Mexican taqueria in Toronto, Ontario, Canada

Campechano is a chain of Mexican taquerias operating in Toronto, Ontario, Canada.

==History==
The restaurant's first location, on Toronto's Adelaide Street in the downtown Fashion District was established in November 2015. It was opened by couple Daniel Roe and Raena Fisher, who sought to highlight a simple menu of 'real Mexican food'.

Co-owner and head chef Roe was born and raised in Mexico City, before moving to Canada in 2005. He sought "to serve the tacos [he's] been eating [his] whole life" at the restaurant. The restaurant uses imported heirloom corn from Mexico to make their tortillas, which are made fresh throughout the day and are never reheated. According to Roe, it took six months for him to perfect the tortilla recipe being used at the restaurant.

The restaurant's name Campechano, comes from the Spanish word for 'good-natured' or 'cheerful'.

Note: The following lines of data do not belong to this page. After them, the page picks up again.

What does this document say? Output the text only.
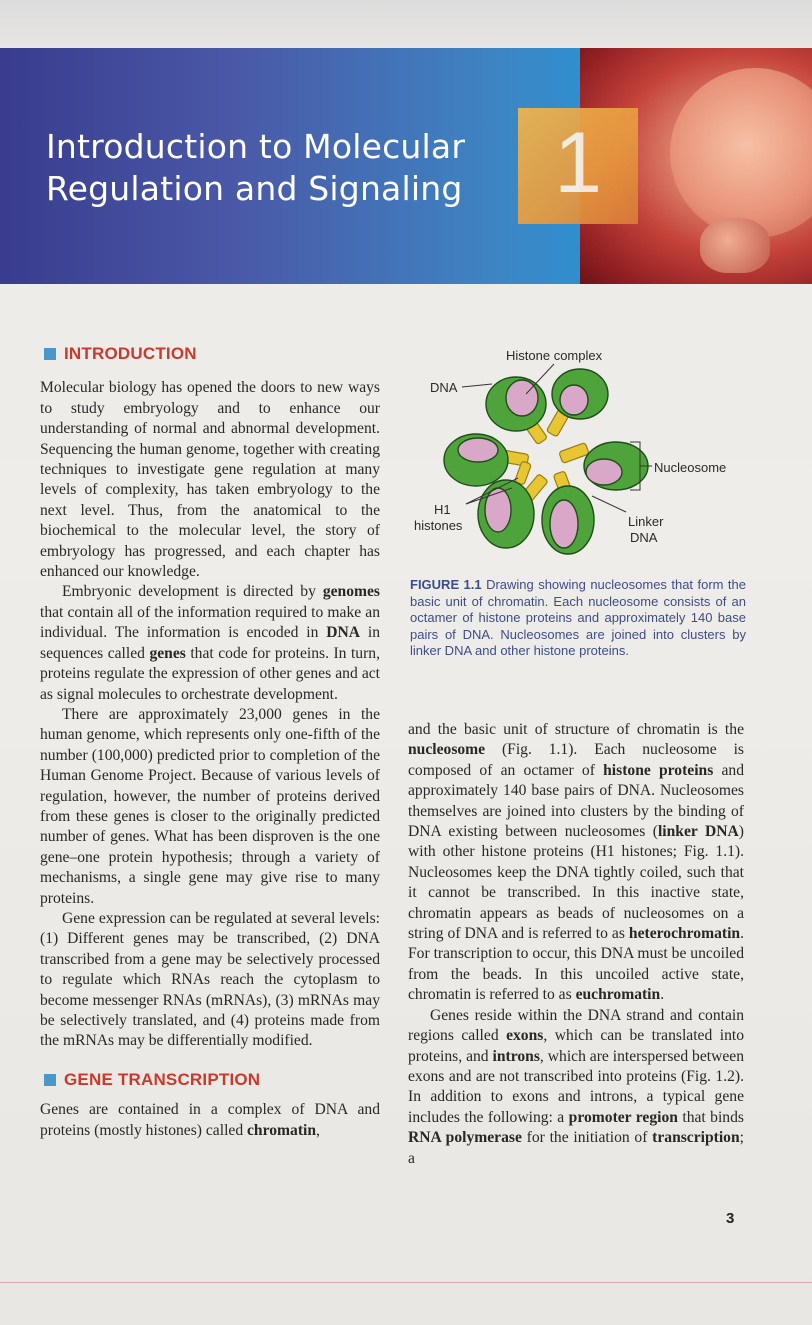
1
Introduction to Molecular
Regulation and Signaling
INTRODUCTION

Molecular biology has opened the doors to new ways to study embryology and to enhance our understanding of normal and abnormal development. Sequencing the human genome, together with creating techniques to investigate gene regulation at many levels of complexity, has taken embryology to the next level. Thus, from the anatomical to the biochemical to the molecular level, the story of embryology has progressed, and each chapter has enhanced our knowledge.

Embryonic development is directed by genomes that contain all of the information required to make an individual. The information is encoded in DNA in sequences called genes that code for proteins. In turn, proteins regulate the expression of other genes and act as signal molecules to orchestrate development.

There are approximately 23,000 genes in the human genome, which represents only one-fifth of the number (100,000) predicted prior to completion of the Human Genome Project. Because of various levels of regulation, however, the number of proteins derived from these genes is closer to the originally predicted number of genes. What has been disproven is the one gene–one protein hypothesis; through a variety of mechanisms, a single gene may give rise to many proteins.

Gene expression can be regulated at several levels: (1) Different genes may be transcribed, (2) DNA transcribed from a gene may be selectively processed to regulate which RNAs reach the cytoplasm to become messenger RNAs (mRNAs), (3) mRNAs may be selectively translated, and (4) proteins made from the mRNAs may be differentially modified.

GENE TRANSCRIPTION

Genes are contained in a complex of DNA and proteins (mostly histones) called chromatin,

Histone complex
DNA
Nucleosome
H1
histones	Linker
DNA
FIGURE 1.1 Drawing showing nucleosomes that form the basic unit of chromatin. Each nucleosome consists of an octamer of histone proteins and approximately 140 base pairs of DNA. Nucleosomes are joined into clusters by linker DNA and other histone proteins.

and the basic unit of structure of chromatin is the nucleosome (Fig. 1.1). Each nucleosome is composed of an octamer of histone proteins and approximately 140 base pairs of DNA. Nucleosomes themselves are joined into clusters by the binding of DNA existing between nucleosomes (linker DNA) with other histone proteins (H1 histones; Fig. 1.1). Nucleosomes keep the DNA tightly coiled, such that it cannot be transcribed. In this inactive state, chromatin appears as beads of nucleosomes on a string of DNA and is referred to as heterochromatin. For transcription to occur, this DNA must be uncoiled from the beads. In this uncoiled active state, chromatin is referred to as euchromatin.

Genes reside within the DNA strand and contain regions called exons, which can be translated into proteins, and introns, which are interspersed between exons and are not transcribed into proteins (Fig. 1.2). In addition to exons and introns, a typical gene includes the following: a promoter region that binds RNA polymerase for the initiation of transcription; a

3
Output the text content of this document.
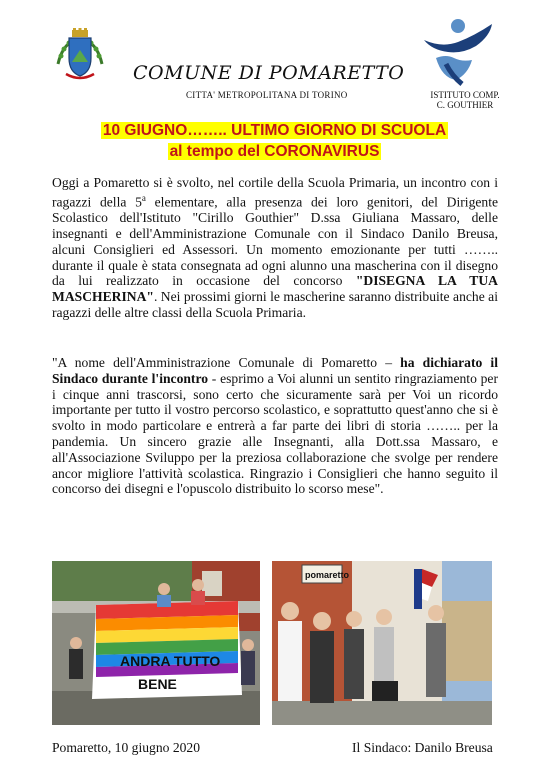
COMUNE DI POMARETTO
CITTA' METROPOLITANA DI TORINO	ISTITUTO COMP.
C. GOUTHIER
10 GIUGNO…….. ULTIMO GIORNO DI SCUOLA
al tempo del CORONAVIRUS
Oggi a Pomaretto si è svolto, nel cortile della Scuola Primaria, un incontro con i ragazzi della 5$^a$ elementare, alla presenza dei loro genitori, del Dirigente Scolastico dell'Istituto "Cirillo Gouthier" D.ssa Giuliana Massaro, delle insegnanti e dell'Amministrazione Comunale con il Sindaco Danilo Breusa, alcuni Consiglieri ed Assessori. Un momento emozionante per tutti …….. durante il quale è stata consegnata ad ogni alunno una mascherina con il disegno da lui realizzato in occasione del concorso "DISEGNA LA TUA MASCHERINA". Nei prossimi giorni le mascherine saranno distribuite anche ai ragazzi delle altre classi della Scuola Primaria.
"A nome dell'Amministrazione Comunale di Pomaretto – ha dichiarato il Sindaco durante l'incontro - esprimo a Voi alunni un sentito ringraziamento per i cinque anni trascorsi, sono certo che sicuramente sarà per Voi un ricordo importante per tutto il vostro percorso scolastico, e soprattutto quest'anno che si è svolto in modo particolare e entrerà a far parte dei libri di storia …….. per la pandemia. Un sincero grazie alle Insegnanti, alla Dott.ssa Massaro, e all'Associazione Sviluppo per la preziosa collaborazione che svolge per rendere ancor migliore l'attività scolastica. Ringrazio i Consiglieri che hanno seguito il concorso dei disegni e l'opuscolo distribuito lo scorso mese".
ANDRA TUTTO
BENE
pomaretto
Pomaretto, 10 giugno 2020	Il Sindaco: Danilo Breusa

A second location was opened in summer 2021 on College Street in Toronto's Little Italy neighbourhood. The College Street location is larger and provides more seating for patrons, but offers a similar menu.

==Recognition==
The chain's original location on Adelaide Street was awarded a Bib Gourmand designation by the Michelin Guide at Toronto's 2022 Michelin Guide ceremony, and has retained this recognition each year following. A Bib Gourmand is awarded to restaurants who offer "exceptionally good food at moderate prices." The guide praised the restaurant's small menu of tacos, stating that "if you’re here for anything [else], you’ve come to the wrong place."